Viele Frauen, meistens ab dem 50. Lebensjahr, leiden unter einem sogenannten Hallux Valgus. Umgangssprachlich auch Schiefzehe genannt. Im Franziskus-Krankenhaus operiert Dr. Detlev Rogmans, Facharzt für Orthopädie, diese weit verbreitete und oft schmerzhafte Erkrankung.

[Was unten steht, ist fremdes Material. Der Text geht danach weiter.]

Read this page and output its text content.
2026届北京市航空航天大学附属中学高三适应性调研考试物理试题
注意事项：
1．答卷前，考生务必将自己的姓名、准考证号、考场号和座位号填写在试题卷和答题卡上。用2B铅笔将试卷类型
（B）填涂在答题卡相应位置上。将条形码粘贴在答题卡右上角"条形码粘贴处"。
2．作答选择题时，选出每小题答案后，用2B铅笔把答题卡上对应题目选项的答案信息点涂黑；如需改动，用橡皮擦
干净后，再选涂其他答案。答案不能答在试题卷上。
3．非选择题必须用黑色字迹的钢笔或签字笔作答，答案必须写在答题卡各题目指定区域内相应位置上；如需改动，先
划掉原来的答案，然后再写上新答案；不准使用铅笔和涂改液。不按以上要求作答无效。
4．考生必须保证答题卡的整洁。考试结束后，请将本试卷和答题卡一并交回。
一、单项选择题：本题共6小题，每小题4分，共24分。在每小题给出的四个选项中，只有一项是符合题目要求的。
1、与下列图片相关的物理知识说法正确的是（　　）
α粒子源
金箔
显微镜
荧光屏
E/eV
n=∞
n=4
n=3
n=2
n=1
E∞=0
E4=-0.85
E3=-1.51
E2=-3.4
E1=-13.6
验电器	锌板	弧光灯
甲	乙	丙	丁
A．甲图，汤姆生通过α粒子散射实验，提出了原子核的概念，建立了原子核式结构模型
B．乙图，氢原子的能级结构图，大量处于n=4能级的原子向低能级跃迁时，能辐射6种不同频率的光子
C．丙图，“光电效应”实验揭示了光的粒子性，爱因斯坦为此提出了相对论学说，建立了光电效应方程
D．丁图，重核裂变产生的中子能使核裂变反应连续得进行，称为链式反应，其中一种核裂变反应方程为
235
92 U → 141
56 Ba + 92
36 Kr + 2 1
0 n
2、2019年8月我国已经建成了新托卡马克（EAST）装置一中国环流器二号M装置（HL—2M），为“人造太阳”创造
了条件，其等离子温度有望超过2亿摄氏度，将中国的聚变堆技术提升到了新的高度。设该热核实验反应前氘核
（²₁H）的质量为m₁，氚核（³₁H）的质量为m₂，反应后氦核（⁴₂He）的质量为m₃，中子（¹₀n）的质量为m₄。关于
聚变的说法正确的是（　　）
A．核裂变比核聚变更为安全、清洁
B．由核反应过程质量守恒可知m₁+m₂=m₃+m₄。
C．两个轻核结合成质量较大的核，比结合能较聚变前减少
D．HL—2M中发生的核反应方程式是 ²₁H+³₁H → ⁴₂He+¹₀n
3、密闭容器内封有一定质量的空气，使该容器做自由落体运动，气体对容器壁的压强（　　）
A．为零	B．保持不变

Beim Hallux Valgus verändert der große Zeh im Laufe der Jahre seine natürliche Stellung. Ursache kann das zu häufige und lange Tragen spitzer Schuhe mit hohen Absätzen sein, aber auch eine genetische Veranlagung. In bis zu 70 Prozent der Fälle liegt eine familiäre Vererbung vor.  Durch die Schiefstellung wölbt sich der Ballenbereich am Innenfuß vor – die charakteristische Beule ist zu sehen und zu tasten.

Was zunächst nur eine optische Beeinträchtigung darstellt, kann im weiteren Verlauf zu starken Schmerzen aufgrund von Reizungen, Dauerdruck und einer Überlastung der benachbarten Zehen, Gelenke und Mittelfußknochen führen. Eine Operation ist dann die letzte Chance, schmerz- und beschwerdefrei zu werden. „Bei früheren Operationsverfahren war das optische Ergebnis einer Operation oft unbefriedigend, weil dazu Teile des Knochens entfernt werden mussten und der Zeh kürzer wurde. Durch moderne Methoden können wir bis auf einige wenige Strukturen jedoch alles erhalten und der große Zeh behält im Wesentlichen seine frühere Form“, sagt Dr. Detlev Rogmans.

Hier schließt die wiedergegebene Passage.